The "city of the future" will function as a testing ground for technologies like robotics, smart homes, and artificial intelligence and will be home to a starting population of 2,000 Toyota employees and their families, retired couples, retailers, and scientists, who will test and develop these technologies.
Residents of the city, which Toyota has dubbed the "Woven City," will live in smart homes with in-home robotics systems to assist with daily living and sensor-based artificial intelligence to monitor health and take care of other basic needs.
It will be designed by famed Danish architect Bjarke Ingels, who's behind high-profile projects such as 2 World Trade Center in New York City and Google's California and London headquarters. Ingels has designed the Woven City to be fully sustainable, with an ecosystem powered by hydrogen fuel cells and roads dedicated to self-driving, zero-emissions vehicles.
Construction of the Woven City will start in 2021, and Toyota plans to have the first residents move in within 5 years, a spokesperson told Business Insider.
Here's what the 175-acre smart city will look like when it's finished.
Toyota's planned 175-acre smart city will sit at the base of Mount Fuji in Japan, which is about 62 miles from Tokyo.
Called the "Woven City," the development is expected to be fully sustainable, powered by hydrogen fuel cells.
The "city of the future" will function as a testing ground for technologies like robotics, smart homes, and artificial intelligence, according to the company.
"Building a complete city from the ground up, even on a small scale like this, is a unique opportunity to develop future technologies, including a digital operating system for the city's infrastructure," Toyota president Akio Toyoda said in a press release.
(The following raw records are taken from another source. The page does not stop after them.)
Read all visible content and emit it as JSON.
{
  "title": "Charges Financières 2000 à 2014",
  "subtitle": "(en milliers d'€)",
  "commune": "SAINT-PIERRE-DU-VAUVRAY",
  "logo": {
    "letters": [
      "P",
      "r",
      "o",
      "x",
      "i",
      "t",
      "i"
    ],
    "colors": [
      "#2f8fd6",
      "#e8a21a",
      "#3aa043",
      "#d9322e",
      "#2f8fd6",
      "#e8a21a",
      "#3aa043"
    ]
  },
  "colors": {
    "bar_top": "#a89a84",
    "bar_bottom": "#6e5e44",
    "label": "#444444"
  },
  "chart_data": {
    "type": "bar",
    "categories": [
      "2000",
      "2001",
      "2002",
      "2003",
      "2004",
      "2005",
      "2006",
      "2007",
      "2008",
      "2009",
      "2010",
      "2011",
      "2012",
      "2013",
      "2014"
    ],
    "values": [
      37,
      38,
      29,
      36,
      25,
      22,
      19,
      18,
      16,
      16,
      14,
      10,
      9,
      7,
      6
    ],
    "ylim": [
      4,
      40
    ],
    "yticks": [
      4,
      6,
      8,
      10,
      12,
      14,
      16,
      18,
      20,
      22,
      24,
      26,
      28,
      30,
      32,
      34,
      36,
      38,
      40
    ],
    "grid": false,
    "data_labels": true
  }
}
"With people, buildings, and vehicles all connected and communicating with each other through data and sensors, we will be able to test connected AI technology… in both the virtual and the physical realms … maximizing its potential," Toyoda added.
Toyota plans to send 2,000 people to live in the Woven City to start and then gradually grow the population.
The first residents will be Toyota employees and their families, retired couples, retailers, visiting scientists, and industry partners, according to the company.
Residents will live in homes outfitted with the latest in-home robotics technology to assist with daily living as well as sensor-based artificial intelligence to monitor health and take care of basic needs.
Despite the planned high-tech homes, Toyota says that "encouraging human connection will be an equally important aspect of this experience."
The city will include multiple parks and a large central plaza for social gatherings.
Toyota's president says the city is part of a "quest to create an ever-better way of life and mobility for all."
The city's buildings will be made mostly of wood to minimize the carbon footprint.
And rooftops will be covered in photo-voltaic panels to generate solar power and hydrogen fuel cell power.
Toyota says it plans to "weave in the outdoors throughout the city" with native vegetation and hydroponics.
The city will be designed with three different types of streets: streets for faster vehicles only, those for a mix of lower speed vehicles and pedestrians, and a park-like promenade for pedestrians only.
These three types of streets will form an "organic grid pattern" to help test autonomy, according to Toyota.
A fleet of Toyota's self-driving electric vehicles, called e-Palettes, will be used for transportation, deliveries, and "changeable mobile retail" throughout the city.
Construction of the Woven City will start in 2021, and Toyota has not yet revealed an estimated completion date or estimated cost.